Место, куда нас привели с вокзала, называлось "полуэкипаж".
Почему, "полу", а не просто "экипаж", остается
для меня по сей день загадкой.
За высоким забором стояли несколько пятиэтажных кирпичных зданий.
Нас, человек триста, завели в пустой зал и сказали - "размещайтесь".
Кроватей, видно, тут не полагалось. Мы побросали котомки на пол и,
в ожидании обеда, разбрелись знакомиться с обстановкой.

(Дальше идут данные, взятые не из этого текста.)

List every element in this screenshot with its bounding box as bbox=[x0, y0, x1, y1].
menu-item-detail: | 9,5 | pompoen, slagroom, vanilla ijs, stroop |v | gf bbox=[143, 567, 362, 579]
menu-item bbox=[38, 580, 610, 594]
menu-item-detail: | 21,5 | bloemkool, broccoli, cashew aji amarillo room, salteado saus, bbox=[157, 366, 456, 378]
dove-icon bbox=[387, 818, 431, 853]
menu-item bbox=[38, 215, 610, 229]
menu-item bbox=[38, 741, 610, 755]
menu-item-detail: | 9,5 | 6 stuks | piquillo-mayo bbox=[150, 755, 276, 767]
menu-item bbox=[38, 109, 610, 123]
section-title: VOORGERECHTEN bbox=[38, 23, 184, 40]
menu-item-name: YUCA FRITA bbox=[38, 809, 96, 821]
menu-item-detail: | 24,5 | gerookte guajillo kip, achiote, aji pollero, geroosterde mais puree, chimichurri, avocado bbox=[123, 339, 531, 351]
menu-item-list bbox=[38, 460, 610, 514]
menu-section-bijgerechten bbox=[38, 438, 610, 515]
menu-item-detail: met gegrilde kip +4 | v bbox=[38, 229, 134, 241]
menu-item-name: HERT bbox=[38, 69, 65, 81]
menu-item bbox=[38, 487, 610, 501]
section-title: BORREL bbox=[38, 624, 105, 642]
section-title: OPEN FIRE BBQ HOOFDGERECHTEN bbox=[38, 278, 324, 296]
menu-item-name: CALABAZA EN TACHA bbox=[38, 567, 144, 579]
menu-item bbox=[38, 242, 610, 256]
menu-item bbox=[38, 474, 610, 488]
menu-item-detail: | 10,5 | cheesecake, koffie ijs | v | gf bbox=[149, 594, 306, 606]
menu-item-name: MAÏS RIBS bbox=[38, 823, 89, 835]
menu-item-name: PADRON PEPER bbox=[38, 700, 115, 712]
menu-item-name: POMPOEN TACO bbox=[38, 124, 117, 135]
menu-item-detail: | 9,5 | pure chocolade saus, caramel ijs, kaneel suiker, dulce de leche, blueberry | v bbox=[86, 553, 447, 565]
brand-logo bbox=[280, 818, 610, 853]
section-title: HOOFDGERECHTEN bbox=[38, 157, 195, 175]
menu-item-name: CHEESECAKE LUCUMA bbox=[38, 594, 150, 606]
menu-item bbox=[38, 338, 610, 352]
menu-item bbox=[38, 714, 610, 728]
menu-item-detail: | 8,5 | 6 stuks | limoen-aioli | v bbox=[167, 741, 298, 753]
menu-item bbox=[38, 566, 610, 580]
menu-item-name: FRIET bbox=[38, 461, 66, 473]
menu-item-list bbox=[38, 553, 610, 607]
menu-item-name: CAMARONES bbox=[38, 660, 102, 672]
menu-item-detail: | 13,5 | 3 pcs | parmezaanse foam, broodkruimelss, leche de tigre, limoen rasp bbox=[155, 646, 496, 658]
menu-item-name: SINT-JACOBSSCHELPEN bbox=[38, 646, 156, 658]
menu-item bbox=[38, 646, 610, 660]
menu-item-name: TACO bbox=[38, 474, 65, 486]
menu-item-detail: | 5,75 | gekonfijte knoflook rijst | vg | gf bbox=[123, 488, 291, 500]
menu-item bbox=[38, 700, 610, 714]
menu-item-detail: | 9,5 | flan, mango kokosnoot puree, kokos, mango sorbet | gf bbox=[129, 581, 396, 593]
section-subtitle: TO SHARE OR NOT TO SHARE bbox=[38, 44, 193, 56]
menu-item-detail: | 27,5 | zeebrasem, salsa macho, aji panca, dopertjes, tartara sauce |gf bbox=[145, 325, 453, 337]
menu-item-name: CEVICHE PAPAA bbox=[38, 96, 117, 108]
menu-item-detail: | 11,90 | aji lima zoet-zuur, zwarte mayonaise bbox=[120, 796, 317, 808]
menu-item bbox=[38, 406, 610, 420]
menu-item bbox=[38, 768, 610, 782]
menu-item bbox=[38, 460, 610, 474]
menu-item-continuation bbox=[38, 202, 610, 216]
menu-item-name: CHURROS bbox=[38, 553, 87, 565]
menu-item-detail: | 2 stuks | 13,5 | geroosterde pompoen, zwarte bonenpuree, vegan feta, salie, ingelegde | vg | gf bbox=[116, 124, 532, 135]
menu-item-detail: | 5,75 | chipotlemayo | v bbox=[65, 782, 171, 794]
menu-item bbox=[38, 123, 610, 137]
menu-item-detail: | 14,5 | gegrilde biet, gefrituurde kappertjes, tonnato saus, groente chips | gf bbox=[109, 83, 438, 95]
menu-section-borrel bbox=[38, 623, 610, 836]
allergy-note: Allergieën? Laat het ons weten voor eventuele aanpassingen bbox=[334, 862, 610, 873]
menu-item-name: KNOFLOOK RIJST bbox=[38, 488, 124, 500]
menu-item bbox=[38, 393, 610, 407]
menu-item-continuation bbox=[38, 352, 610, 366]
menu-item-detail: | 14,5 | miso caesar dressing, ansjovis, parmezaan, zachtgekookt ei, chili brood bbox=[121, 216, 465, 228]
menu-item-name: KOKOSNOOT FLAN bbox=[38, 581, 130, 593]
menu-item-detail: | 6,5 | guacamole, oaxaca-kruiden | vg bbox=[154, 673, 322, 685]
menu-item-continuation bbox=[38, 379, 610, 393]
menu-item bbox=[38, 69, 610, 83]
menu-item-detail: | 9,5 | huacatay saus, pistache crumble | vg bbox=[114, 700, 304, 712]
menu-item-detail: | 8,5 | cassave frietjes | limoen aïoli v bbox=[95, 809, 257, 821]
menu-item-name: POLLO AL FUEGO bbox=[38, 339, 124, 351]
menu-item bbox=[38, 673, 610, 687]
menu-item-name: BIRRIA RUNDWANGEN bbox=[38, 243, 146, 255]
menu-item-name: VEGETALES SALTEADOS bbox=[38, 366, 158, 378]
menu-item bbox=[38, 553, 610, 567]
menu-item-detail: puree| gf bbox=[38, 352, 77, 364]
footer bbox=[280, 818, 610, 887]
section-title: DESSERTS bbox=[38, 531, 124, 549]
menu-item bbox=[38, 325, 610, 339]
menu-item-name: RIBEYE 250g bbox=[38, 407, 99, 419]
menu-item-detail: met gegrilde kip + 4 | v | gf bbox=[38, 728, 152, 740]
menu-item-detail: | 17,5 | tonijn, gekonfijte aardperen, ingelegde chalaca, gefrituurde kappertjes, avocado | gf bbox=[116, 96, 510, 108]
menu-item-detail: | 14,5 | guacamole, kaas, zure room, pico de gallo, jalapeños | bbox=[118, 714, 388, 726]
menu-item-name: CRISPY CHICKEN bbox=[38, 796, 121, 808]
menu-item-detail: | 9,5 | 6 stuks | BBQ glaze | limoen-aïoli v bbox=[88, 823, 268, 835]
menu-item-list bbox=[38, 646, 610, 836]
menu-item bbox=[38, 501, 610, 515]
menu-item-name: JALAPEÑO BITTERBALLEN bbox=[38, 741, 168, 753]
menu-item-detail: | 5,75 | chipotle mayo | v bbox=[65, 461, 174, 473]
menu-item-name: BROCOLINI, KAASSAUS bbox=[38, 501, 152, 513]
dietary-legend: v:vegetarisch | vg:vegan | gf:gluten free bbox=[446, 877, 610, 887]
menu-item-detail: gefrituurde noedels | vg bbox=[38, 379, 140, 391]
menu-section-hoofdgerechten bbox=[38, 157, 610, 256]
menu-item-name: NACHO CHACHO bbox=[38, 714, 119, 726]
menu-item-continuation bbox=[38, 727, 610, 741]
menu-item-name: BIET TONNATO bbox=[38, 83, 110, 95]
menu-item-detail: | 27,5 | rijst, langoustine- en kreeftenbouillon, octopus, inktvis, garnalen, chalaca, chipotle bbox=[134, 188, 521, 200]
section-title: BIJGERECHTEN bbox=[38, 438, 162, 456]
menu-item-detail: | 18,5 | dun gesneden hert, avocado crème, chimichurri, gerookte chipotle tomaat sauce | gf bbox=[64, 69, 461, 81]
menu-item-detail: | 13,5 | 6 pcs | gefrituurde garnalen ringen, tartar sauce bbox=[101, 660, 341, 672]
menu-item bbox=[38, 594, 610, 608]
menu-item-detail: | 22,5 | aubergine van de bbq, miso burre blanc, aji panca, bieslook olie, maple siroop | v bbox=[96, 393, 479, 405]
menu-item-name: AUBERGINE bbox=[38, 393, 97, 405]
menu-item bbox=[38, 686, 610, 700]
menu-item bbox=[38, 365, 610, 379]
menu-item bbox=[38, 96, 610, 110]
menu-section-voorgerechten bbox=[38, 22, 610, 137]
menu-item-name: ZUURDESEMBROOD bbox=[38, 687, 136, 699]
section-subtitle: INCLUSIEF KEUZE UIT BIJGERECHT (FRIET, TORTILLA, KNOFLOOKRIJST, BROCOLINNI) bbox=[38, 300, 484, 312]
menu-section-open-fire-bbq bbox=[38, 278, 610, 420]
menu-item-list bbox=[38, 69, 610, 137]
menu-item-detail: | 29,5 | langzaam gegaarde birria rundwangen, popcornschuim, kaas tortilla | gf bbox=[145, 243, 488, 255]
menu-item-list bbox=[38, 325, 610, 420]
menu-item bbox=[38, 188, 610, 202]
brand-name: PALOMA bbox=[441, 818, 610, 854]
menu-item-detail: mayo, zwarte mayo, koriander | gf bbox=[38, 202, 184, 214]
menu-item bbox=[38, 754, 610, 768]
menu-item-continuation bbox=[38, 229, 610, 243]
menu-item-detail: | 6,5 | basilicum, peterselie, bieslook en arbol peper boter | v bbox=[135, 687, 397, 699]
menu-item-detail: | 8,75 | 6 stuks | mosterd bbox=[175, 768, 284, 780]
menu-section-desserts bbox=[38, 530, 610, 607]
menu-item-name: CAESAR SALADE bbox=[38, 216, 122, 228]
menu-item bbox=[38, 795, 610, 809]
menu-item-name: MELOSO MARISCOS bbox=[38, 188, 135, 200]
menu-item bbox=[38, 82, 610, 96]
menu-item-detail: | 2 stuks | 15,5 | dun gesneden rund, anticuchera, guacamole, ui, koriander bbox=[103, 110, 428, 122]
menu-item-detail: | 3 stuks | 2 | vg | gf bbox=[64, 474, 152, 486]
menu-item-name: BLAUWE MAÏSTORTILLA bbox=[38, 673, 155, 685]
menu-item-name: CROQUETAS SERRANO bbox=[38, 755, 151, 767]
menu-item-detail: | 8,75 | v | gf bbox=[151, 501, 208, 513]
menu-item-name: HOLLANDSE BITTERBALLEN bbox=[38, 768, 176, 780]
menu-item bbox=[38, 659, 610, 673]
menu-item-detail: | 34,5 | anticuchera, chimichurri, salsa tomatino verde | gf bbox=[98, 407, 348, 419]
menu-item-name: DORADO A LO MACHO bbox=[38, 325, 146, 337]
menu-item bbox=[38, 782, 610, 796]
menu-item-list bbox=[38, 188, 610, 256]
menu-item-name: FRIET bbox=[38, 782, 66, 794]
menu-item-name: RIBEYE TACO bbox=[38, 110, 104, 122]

Напротив нашего пристанища в таком же пустом зале поселились еще триста
человек. Их привели чуть раньше, они уже знали, что в полуэкипаже
есть магазин. Спиртного там не продавали, но были сигареты. Теперь
из их двери валил дым коромыслом - изголодавшиеся за дорогу курильщики
отводили душу.
На первом этаже, напротив входа, над тумбочкой с искусственными цветами
висело знамя. Его охраняли два моряка с ножами и боцманскими дудками
на груди.
По территории бродили такие же, как мы, новобранцы, сновали матросики,
куда-то спешили офицеры. Падал пушистый снежок.
В нашей казарме раздались звуки трубы, и зычный голос скомандовал:
- Третья рота, выходи строиться на обед!
Ребята посыпались на улицу. Нас построили в шеренгу по два, пересчитали,
и мы отправились в столовую. Она была тут же, в двухэтажном здании.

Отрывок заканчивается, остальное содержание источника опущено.